Multigrid extension for NeuroFEM 
  last change: 04.03.2008  

New Solver - Full Multigrid

The following code shows the full multigrid implementation. Due to the fact that we are only using V-Cycles, the recursion is unrolled in our code to some loops. Additional the functionality of ParExPDE allows an easy writing of code for doing e.g. Gauss-Seidel smoothing steps. The outermost loop represents the initialization phase: we are starting on the coarsest level, solve the problem with multigrid and then proceed on the next finer level. Inside this loop a number of V-Cycle iterations is done, either til convergence or til the maximum number of cycles is reached. Inside each of those iterations a single V-Cycle is performed. This means that we start on the fine grid and proceed down to the coarest grid with some presmoothing steps in between. On the coarsest grid the problem is solved with a high number of Gauss-Seidel operations. Afterwards we proceed upwars again to the finest level including some postsmoothings. Finally in each iteration the residual is calculated. When taking a closer look at the following piece of code, you can find all those parts inside.
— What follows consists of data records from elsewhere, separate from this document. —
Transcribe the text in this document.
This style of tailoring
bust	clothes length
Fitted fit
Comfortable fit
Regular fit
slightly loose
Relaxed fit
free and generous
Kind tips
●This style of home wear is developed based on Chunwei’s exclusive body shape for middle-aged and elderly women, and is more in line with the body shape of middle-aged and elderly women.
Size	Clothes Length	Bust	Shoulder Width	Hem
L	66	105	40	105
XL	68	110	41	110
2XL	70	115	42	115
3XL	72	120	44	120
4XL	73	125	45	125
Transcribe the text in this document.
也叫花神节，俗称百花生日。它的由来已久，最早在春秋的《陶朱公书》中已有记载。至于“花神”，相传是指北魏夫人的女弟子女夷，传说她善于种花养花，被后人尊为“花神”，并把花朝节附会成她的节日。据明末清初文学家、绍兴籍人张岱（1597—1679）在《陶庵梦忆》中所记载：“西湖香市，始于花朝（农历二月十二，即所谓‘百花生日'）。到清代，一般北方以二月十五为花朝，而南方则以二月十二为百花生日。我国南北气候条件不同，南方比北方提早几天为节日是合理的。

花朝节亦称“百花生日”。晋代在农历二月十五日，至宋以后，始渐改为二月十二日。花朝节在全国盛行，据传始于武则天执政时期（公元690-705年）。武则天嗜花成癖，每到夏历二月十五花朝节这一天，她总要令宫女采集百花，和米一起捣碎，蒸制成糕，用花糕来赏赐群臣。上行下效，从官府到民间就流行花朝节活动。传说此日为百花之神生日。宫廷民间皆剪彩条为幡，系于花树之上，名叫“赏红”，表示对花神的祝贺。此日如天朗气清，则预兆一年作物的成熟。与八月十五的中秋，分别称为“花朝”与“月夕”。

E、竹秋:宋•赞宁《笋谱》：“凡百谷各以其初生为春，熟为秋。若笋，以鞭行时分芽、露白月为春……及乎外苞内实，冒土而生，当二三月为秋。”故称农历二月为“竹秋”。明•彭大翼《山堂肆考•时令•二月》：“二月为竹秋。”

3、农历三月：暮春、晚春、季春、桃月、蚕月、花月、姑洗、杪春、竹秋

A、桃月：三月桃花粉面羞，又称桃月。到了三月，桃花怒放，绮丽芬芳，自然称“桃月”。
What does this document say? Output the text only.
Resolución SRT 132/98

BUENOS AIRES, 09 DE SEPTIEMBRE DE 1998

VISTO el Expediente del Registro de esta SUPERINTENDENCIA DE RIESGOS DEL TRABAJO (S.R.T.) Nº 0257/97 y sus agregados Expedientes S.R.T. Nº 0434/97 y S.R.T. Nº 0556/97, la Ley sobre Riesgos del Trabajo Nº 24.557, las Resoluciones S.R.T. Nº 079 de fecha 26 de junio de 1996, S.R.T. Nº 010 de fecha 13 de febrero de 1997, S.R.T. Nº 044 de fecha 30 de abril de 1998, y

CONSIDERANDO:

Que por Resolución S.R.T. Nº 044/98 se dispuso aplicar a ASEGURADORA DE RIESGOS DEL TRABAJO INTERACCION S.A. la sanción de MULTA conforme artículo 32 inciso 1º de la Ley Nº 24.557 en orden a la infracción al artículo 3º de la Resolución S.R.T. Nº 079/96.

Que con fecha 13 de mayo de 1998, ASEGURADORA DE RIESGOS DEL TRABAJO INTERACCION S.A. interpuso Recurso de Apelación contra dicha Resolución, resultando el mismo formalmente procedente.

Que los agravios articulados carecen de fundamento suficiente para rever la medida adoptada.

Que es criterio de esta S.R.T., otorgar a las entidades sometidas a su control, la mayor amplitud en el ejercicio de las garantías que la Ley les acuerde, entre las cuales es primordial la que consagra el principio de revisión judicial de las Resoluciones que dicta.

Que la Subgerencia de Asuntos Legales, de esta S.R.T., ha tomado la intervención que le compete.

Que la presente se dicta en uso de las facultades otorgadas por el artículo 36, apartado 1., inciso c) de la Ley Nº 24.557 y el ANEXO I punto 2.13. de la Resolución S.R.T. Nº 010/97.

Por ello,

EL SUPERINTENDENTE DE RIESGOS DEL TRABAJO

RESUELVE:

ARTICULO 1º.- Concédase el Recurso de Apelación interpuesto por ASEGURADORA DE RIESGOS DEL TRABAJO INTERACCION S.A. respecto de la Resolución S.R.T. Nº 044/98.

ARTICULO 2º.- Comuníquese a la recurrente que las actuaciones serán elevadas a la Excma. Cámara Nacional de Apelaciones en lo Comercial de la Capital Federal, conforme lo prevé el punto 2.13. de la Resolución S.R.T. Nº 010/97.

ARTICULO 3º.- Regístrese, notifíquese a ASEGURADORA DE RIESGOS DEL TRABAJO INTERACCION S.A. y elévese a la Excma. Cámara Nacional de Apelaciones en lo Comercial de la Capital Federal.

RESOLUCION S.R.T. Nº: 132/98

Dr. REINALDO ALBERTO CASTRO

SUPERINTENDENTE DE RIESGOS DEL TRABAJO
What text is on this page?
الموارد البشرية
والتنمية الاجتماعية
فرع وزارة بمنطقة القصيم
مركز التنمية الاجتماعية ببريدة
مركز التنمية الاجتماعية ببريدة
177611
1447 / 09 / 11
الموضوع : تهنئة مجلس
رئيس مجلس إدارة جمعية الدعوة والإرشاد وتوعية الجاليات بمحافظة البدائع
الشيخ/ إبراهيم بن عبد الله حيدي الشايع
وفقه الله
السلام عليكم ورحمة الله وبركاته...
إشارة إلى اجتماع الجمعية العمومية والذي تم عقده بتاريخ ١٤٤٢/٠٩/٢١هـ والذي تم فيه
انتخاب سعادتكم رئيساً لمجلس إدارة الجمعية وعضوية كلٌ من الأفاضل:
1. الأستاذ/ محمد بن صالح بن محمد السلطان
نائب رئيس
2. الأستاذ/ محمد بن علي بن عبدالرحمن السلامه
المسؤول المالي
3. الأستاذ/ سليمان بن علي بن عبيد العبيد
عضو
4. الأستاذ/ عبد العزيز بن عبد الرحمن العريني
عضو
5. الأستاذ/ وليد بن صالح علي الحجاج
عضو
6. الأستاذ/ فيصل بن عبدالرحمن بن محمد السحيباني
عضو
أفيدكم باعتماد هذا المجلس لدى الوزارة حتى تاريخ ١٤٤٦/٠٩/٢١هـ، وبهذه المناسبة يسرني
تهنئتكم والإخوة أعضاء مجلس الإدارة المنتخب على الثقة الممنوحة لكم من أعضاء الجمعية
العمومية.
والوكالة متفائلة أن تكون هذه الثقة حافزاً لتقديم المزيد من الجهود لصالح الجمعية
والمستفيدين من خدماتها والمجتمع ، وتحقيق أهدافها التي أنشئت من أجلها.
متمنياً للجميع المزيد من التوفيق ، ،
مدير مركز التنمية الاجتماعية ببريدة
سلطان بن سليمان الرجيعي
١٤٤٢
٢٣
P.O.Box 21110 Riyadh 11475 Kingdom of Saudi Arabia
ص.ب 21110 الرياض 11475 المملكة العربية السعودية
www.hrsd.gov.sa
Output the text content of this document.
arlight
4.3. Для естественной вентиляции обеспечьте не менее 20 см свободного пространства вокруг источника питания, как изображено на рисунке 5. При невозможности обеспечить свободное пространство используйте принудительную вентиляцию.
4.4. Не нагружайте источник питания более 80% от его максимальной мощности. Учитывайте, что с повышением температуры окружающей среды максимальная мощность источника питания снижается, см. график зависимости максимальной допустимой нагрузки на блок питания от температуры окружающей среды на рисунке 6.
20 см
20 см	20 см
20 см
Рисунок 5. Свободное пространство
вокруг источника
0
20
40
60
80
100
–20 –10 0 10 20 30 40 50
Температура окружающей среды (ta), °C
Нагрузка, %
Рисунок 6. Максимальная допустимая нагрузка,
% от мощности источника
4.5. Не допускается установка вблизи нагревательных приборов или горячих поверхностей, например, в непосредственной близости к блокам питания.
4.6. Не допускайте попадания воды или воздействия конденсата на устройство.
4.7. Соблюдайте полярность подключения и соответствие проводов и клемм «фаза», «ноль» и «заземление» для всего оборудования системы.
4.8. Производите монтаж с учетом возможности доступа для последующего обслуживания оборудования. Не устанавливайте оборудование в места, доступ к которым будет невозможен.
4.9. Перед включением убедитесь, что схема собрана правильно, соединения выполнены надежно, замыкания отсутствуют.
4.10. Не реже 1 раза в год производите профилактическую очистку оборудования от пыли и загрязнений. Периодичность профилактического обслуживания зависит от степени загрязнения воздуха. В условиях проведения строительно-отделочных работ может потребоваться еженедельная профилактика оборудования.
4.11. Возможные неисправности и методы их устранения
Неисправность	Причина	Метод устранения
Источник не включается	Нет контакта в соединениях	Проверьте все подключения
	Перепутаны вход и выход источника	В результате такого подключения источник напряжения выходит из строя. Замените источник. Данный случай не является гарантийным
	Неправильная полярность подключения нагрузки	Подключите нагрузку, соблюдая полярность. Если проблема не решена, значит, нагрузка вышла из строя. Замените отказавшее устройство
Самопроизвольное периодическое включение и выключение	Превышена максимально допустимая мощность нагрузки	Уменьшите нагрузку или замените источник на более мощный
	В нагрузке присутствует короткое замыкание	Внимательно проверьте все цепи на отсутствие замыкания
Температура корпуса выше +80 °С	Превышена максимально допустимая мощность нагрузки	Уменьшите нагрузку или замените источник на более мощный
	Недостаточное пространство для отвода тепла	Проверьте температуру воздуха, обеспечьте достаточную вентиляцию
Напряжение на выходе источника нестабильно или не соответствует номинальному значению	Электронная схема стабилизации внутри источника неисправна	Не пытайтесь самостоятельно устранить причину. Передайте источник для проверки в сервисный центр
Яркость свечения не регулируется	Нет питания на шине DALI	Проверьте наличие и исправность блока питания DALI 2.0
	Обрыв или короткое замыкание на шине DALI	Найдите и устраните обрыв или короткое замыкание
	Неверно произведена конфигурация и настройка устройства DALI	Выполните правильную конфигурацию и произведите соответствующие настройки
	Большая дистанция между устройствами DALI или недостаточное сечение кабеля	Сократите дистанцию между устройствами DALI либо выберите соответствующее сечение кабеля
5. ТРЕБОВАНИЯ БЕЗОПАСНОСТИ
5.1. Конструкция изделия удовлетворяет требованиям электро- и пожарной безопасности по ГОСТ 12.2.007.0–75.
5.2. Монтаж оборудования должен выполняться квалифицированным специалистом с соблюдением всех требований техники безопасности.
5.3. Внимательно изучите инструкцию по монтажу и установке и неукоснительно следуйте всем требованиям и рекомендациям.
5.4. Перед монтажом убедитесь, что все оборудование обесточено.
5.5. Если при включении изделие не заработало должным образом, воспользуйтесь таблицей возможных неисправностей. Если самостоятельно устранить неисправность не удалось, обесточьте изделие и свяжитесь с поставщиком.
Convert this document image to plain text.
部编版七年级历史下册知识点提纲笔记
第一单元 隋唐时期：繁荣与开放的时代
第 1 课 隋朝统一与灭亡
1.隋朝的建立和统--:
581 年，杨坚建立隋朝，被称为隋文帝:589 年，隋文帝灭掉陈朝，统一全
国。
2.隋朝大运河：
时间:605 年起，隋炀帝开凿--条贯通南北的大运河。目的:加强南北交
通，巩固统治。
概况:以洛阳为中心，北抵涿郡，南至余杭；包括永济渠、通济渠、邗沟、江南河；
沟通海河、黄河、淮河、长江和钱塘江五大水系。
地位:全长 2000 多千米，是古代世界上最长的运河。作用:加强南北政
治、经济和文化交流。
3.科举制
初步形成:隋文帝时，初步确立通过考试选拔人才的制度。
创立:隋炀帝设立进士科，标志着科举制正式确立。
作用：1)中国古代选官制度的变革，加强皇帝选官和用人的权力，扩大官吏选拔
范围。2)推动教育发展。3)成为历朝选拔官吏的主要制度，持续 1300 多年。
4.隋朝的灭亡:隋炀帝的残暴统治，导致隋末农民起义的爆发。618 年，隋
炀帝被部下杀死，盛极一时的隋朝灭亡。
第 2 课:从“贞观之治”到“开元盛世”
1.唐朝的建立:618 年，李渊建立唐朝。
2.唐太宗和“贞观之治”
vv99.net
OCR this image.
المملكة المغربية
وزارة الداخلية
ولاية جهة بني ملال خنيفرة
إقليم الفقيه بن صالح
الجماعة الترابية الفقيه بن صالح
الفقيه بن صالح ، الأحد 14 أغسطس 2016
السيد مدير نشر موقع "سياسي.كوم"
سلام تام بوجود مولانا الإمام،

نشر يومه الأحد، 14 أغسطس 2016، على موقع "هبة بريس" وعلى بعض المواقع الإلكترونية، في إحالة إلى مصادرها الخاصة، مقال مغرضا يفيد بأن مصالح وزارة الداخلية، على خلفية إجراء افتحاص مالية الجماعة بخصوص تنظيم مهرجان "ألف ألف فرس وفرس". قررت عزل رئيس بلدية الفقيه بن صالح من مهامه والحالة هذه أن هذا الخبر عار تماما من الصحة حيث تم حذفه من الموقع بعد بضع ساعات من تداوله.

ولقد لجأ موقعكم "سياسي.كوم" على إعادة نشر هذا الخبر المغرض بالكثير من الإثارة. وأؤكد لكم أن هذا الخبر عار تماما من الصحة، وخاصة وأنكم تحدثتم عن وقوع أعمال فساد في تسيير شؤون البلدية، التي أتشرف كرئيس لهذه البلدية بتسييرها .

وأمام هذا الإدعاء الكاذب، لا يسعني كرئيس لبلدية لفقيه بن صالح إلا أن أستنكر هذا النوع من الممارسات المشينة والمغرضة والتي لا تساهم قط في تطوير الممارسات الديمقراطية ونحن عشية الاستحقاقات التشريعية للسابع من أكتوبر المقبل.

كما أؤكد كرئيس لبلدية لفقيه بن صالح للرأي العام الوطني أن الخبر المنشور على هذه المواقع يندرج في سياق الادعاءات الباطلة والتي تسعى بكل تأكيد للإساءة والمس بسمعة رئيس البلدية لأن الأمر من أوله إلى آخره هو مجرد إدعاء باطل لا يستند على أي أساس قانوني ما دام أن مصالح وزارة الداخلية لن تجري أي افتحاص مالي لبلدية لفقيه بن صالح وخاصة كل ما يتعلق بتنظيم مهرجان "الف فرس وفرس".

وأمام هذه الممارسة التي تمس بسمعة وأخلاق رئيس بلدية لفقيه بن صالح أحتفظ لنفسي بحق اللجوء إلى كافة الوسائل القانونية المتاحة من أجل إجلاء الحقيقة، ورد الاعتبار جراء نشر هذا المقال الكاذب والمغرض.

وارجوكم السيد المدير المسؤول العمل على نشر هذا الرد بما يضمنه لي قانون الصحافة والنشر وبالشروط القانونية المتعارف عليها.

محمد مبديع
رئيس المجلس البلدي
Code from file "neurofem/fmg/fmgsolver.cpp"
void FMGSolver::SolveProblem() {
  // *** Running the multigrid (V cycle) ***
  for (int level = 0; level < number_levels-1; ++level) {
    (*f).doRestrict();
    (*u).doRestrict();
    (*r).levelDown();
  }
  *u = 0.0;
  for (int lvl = number_levels-1; lvl >= 0; lvl--) {
    double resnorm = eps+1;
    int smooth;
    int i = 1;
    while ((i <= vcycle[lvl]) && (eps < resnorm)) {
      i++;
      // Downwards
      for (int level = lvl; level < number_levels-1; ++level) {
        // Presmoothing
        for (int smooth = 0; smooth < presmooth; ++smooth) {
          *u = *u + (*f - op(*u)) / ParExPDE::Diag(op) | ParExPDE::interior_points;
          counter[level]++;
        }
        // Restriction
        *r = *f - op(*u) | ParExPDE::interior_points;
        *r = 0.0 | ParExPDE::boundary_points;
        (*r).doRestrict();
        (*f).levelDown();
        *f = *r;
        (*u).levelDown();
        *u = 0.0;
      }
      // Solve on coarsest grid
      smooth = 0;
      *r = *f - op(*u) | ParExPDE::interior_points;
      double resnorm2 = sqrt(ParExPDE::ScalarProduct(*r,*r,&ParExPDE::interior_points) / normi[number_levels-1]);
      while ((smooth < cgridcorrections) && (eps < resnorm2)) {
        smooth++;
        *u = *u + (*f - op(*u)) / ParExPDE::Diag(op) | ParExPDE::interior_points;
        *r = *f - op(*u) | ParExPDE::interior_points;
        resnorm2 = sqrt(ParExPDE::ScalarProduct(*r,*r,&ParExPDE::interior_points) / normi[number_levels-1]);
        counter[number_levels-1]++;
      }
      // Upwards
      for (int level = number_levels - 2; level >= lvl; level--) {
        // Prolongation
        (*f).levelUp();
        *r = *u;
        (*r).doProlongate();
        (*u).levelUp();
        *u = *u + *r | ParExPDE::interior_points;
        // Postsmoothing
        for (int smooth = 0; smooth < postsmooth; ++smooth) {
          *u = *u + (*f - op(*u)) / ParExPDE::Diag(op) | ParExPDE::interior_points;
          counter[level]++;
        }
      }
      // Calculate residual
      *r = *f - op(*u) | ParExPDE::interior_points;
      resnorm = sqrt(ParExPDE::ScalarProduct(*r,*r,&ParExPDE::interior_points) / normi[0]);
    }
    // Go one level up
    if (lvl != 0) {
      (*f).levelUp();
      (*u).doProlongate();
      (*r).levelUp();
    }
  }
}